Reputation: 2134
I am extracting the text of court judgments from a website and want to keep the linebreaks (which I need later for the text analysis). Unfortunately, rvest's
html_text
removes the linebreaks and e.g. two words originally separated by a \n become simply concatenated. E.g "GerichtAsylgerichtshof" should actually be "Gericht\nAsylgerichtshof".
library(rvest, quietly = T, warn.conflicts = F)
library(tidyverse, quietly = T, warn.conflicts = F)
test_url <- "https://www.ris.bka.gv.at//Dokumente/AsylGH/ASYLGHT_20131125_E5_408_113_1_2009_00/ASYLGHT_20131125_E5_408_113_1_2009_00.html"
test_url_parsed <- test_url %>%
xml2::read_html() %>%
rvest::html_nodes(".contentBlock")
test_url_parsed
#> {xml_nodeset (5)}
#> [1] <div class="contentBlock">\n<h1 class="Titel AlignJustify">Gericht</h1>\n ...
#> [2] <div class="contentBlock">\n<h1 class="Titel AlignJustify">Entscheidungsd ...
#> [3] <div class="contentBlock">\n<h1 class="Titel AlignJustify">Geschäftszahl< ...
#> [4] <div class="contentBlock">\n<h1 class="Titel AlignJustify">Spruch</h1>\n< ...
#> [5] <div class="contentBlock">\n<h1 class="Titel AlignJustify">Text</h1>\n<p ...
#linebreak gets lost
x <- test_url_parsed %>%
html_text()
x[1]
#> [1] "GerichtAsylgerichtshof"
Created on 2020-05-14 by the reprex package (v0.3.0)
I found a few promising leads how to approach the matter, but unfortunately didn't succeed with my specific question. See e.g. here (which replaces html < br > with \n) and the discussion here on github.
Note that the linebreaks \n appear not only in the headings (e.g. < h1 >), but throughout the text (also < p >).
Many thanks.
Upvotes: 0
Views: 730
Reputation: 1253
The problem is that you don't go to the deepest level of the tree before calling html_text
.
If you run it as a sapply
on the list of children of the level on which you work you get each row as an element of a vector. For example node 1:
html_children(test_url_parsed[[1]]) %>% html_text
[1] "Gericht" "Asylgerichtshof"
Then you have to paste the parts together:
html_children(test_url_parsed[[1]]) %>% html_text %>% paste0(collapse = "\n")

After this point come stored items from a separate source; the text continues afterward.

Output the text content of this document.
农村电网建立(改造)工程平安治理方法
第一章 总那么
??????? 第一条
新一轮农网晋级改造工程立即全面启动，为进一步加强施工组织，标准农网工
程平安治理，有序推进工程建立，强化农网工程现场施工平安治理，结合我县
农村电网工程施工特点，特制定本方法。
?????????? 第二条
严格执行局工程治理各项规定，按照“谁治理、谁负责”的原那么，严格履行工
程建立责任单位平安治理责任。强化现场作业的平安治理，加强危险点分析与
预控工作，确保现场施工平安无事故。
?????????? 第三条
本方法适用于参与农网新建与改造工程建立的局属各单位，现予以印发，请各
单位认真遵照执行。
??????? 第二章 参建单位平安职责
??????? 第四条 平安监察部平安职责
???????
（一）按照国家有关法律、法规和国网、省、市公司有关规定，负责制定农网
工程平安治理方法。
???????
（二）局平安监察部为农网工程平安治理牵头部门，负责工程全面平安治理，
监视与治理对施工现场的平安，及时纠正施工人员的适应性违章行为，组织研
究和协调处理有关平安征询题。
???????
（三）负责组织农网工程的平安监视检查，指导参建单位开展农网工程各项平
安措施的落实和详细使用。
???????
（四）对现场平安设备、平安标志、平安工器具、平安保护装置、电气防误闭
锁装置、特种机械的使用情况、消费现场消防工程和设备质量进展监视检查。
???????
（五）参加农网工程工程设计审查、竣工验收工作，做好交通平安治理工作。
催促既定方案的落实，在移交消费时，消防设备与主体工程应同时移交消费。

[1] "Gericht\nAsylgerichtshof"
The following code runs the operation for all nodes contentBlock
nodes and their children:
> resPaste <- lapply(sapply(FUN = html_children, X = test_url_parsed), function(node) paste0(html_text(node), collapse = "\n"))
This produces the result you wish:
> str(resPaste)
List of 5
$ : chr "Gericht\nAsylgerichtshof"
$ : chr "Entscheidungsdatum\n25.11.2013"
$ : chr "Geschäftszahl\nE5 408113-1/2009"
$ : chr "Spruch\nZl. E5 408.113-1/2009/13E\n\nIM NAMEN DER REPUBLIK!\n\nDer Asylgerichtshof hat durch die Richterin Dr. "| __truncated__
$ : chr "Text\nEntscheidungsgründe:\n\nI. Verfahrensgang und Sachverhalt:\n\nI.1.1. Der Beschwerdeführer, ein irakischer"| __truncated__
Upvotes: 1